What I’ve enjoyed most about this class so far is how it has
helped me analyze my own writings and given me ideas on how to further shape
what I write in the future. Today’s lesson is the high-middle-low styles of writing
and each of them has its own time and place where some work better than others.
High style writing, in my opinion, is the elegant form which
people will use when they want to appear sophisticated and powerful. It’s a
tough style to use sometimes because it can create confusion or mumbled words
if used incorrectly. The examples Lanham uses come from powerful world leaders such
as Churchill during the World War as well as other examples. He finds several
of the following in one of the passages that is using high style: diction,
anaphora and climax, isocolon, alliteration, the epic catalog, ploce, etc.

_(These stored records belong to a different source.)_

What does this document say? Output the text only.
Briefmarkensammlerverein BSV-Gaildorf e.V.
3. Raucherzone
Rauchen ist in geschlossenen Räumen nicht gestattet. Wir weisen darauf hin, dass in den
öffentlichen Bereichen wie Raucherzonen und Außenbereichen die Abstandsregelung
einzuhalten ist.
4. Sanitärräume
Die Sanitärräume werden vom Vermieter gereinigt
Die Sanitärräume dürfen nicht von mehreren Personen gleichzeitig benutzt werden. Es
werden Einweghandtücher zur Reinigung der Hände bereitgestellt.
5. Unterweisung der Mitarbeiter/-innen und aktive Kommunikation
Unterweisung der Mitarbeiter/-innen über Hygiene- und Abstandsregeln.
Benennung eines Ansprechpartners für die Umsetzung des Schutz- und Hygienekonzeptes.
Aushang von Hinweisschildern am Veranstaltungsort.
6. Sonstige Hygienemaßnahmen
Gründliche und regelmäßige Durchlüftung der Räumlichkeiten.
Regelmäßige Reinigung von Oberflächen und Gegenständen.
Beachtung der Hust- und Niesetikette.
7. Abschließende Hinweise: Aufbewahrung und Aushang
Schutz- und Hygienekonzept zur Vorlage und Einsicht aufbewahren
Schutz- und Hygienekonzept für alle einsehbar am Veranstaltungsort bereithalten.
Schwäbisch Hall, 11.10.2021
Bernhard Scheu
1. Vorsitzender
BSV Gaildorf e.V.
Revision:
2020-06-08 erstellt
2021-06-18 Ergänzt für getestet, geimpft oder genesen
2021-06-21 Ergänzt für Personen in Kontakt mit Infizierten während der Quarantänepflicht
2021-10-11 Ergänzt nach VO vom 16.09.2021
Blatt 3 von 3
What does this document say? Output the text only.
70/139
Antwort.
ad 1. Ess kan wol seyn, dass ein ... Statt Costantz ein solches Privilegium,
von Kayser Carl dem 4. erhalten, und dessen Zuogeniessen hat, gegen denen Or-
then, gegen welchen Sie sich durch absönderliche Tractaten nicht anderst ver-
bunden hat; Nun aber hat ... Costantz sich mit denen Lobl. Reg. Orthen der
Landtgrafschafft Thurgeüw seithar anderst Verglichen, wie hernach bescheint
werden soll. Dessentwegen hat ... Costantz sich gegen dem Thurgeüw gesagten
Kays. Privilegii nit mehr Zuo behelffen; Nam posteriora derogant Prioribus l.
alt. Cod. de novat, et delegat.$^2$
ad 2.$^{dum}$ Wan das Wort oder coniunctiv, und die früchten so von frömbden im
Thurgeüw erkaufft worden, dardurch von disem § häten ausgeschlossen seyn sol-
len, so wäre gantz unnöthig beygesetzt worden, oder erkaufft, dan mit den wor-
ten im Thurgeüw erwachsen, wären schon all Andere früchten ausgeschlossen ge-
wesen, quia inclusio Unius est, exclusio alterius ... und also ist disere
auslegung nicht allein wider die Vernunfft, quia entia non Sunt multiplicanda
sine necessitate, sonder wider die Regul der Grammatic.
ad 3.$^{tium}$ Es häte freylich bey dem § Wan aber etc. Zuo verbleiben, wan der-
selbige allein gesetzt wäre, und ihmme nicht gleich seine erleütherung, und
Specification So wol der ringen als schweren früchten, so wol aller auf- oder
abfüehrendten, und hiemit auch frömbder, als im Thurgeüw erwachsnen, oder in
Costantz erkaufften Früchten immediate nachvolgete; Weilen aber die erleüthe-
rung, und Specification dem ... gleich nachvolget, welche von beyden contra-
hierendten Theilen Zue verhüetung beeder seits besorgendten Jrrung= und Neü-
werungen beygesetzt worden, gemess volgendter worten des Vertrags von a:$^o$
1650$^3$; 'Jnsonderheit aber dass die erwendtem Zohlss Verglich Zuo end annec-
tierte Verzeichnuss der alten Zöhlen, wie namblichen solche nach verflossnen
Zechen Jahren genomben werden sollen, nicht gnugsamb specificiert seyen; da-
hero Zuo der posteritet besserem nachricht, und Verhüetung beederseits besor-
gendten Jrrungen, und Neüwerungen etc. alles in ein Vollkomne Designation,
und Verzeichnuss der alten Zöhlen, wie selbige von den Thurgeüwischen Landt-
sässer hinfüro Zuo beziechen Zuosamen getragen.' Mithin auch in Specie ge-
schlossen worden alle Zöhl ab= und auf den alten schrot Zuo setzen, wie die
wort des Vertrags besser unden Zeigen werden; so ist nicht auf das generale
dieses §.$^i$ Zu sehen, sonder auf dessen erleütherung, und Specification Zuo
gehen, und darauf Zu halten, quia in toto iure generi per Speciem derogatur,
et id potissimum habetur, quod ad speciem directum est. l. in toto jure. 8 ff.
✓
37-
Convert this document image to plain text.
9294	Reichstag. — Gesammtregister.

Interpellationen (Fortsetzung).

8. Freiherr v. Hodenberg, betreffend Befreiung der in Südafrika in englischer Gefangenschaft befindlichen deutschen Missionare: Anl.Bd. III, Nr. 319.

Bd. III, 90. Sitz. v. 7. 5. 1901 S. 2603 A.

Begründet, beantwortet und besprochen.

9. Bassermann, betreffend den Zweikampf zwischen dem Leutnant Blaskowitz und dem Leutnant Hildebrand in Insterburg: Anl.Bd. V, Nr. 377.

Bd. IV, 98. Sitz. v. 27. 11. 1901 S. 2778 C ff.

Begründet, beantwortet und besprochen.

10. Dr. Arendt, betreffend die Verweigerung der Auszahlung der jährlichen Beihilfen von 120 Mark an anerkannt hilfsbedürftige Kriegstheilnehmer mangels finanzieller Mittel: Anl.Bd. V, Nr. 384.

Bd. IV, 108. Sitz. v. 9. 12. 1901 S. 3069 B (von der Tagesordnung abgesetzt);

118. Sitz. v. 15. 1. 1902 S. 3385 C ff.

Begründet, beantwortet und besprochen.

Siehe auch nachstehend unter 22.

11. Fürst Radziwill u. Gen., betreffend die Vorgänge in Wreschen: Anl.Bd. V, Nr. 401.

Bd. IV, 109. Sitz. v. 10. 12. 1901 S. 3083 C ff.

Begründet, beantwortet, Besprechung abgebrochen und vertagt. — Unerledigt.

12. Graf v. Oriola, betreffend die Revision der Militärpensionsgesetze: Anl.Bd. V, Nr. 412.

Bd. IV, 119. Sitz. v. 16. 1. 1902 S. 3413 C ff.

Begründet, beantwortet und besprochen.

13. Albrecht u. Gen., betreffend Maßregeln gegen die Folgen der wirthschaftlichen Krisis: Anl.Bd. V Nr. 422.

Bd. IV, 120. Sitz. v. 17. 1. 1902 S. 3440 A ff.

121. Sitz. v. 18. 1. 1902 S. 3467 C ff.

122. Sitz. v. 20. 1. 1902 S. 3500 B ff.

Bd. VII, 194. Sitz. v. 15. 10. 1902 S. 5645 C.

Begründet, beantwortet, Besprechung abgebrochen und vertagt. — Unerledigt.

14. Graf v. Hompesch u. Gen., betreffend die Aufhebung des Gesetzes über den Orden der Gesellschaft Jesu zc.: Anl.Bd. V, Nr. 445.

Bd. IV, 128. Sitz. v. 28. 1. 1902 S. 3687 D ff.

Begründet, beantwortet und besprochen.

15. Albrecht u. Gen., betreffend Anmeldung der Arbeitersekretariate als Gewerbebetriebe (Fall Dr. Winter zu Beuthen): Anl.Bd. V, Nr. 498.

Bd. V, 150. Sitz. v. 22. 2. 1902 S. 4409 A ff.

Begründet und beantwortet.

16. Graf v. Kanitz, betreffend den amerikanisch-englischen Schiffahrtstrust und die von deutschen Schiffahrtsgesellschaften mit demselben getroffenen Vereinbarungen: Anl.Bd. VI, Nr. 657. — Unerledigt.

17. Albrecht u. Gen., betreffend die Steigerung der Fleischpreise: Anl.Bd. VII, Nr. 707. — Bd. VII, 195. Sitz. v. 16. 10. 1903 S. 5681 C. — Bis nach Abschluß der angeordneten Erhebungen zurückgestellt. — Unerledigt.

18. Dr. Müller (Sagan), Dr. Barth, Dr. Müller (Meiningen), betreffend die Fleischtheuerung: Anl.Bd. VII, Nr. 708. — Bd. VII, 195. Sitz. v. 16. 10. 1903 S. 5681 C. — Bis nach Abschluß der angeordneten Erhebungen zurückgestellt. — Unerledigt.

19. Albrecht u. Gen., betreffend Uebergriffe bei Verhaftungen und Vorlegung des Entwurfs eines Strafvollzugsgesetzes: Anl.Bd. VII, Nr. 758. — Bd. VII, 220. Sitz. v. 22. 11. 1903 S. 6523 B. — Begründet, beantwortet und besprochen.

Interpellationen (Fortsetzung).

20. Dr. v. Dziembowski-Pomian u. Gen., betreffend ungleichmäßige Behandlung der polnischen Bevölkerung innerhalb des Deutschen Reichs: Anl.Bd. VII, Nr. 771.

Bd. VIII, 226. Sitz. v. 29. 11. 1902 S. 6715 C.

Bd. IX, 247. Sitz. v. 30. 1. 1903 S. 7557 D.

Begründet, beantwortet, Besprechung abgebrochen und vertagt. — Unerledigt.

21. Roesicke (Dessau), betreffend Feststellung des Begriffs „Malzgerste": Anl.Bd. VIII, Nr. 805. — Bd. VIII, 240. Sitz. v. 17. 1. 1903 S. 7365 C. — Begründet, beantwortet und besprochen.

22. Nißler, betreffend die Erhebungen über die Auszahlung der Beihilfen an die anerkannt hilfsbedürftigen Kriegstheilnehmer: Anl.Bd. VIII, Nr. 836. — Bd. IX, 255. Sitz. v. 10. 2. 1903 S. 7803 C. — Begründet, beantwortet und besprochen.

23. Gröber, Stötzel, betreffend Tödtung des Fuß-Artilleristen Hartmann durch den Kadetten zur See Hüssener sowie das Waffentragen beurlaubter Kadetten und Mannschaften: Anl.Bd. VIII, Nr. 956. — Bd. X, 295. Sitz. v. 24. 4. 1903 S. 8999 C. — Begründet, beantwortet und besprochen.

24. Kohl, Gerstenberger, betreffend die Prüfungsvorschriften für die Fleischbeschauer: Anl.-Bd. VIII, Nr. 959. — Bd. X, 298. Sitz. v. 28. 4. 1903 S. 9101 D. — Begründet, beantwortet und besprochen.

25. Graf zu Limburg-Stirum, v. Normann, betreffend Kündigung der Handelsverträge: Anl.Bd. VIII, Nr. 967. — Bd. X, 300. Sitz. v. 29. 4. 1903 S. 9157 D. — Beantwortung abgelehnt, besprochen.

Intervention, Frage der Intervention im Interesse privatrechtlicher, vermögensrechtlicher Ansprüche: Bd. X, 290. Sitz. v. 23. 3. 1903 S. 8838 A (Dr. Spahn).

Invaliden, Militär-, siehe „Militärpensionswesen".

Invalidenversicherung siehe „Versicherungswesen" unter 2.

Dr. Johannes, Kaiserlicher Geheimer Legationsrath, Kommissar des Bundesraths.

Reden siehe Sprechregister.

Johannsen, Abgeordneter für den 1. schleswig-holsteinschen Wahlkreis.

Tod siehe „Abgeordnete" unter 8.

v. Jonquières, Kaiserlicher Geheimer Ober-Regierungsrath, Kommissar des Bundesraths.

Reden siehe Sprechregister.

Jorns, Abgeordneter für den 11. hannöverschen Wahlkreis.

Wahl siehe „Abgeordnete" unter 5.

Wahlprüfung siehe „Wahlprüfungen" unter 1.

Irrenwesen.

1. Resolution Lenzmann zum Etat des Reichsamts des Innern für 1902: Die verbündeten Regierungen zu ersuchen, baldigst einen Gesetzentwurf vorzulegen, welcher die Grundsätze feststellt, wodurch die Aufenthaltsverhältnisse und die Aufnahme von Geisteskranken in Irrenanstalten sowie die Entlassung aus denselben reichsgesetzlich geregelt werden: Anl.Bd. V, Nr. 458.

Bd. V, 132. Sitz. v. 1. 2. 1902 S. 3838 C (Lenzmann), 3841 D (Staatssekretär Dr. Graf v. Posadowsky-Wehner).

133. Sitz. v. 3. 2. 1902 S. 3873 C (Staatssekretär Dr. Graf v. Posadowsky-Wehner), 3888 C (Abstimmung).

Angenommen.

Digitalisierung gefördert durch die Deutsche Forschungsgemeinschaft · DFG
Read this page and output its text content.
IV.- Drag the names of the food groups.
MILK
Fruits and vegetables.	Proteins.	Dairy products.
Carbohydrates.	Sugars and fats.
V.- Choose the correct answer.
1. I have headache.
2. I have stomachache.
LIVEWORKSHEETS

Each
of these turns a writing into high style by making a normal way to say it into
a more sophisticated, smarter sounding way. Compared the low style of writing,
it can be much smoother and sound more educated. Low style writing takes the
conversation approach where the entire piece will be casual and straightforward.
You’ll still find metaphors, analogies, etc. in a low style writing, but it’s
much more relatable to the audience as they are things that most people would
catch onto, where as high style takes the approach of “you must be wise enough
to catch these references/understandings.” Then, of course, there’s the middle
style which is mostly a combination of the two.
Those are my understandings from the reading. Taking those
ideas and applying them to my writing, I’m not sure that I have used them
frequently. I think the times that I have used them depended on the audience
and the topic. For example, I can picture myself using high style when I’m
trying to prove that I know enough about a topic or to show that I am on the
right side of an argument. The closest example I can think of for that is if I
was writing about my white identity and I was reflecting on the history of
whiteness in the United States of America. I would want to use the high style
to show that I know what I’m talking about. For the low style, I would most
likely use that in a writing where I was trying to convince someone of an argument
of mine. To make sure people understand what I am talking about, I would want
to use figurative language that the audience would most likely understand
rather than confusing them with words they may not know right off the bat.
I don’t know that I would use one of these exclusively,
however. I believe that most people would want to use a mixture of the two in
order to sound educated as well as not to be too sophisticated that the audience
becomes confused. Harnessing both of these techniques would benefit any writer
and it’s definitely something I am going to pay attention to now.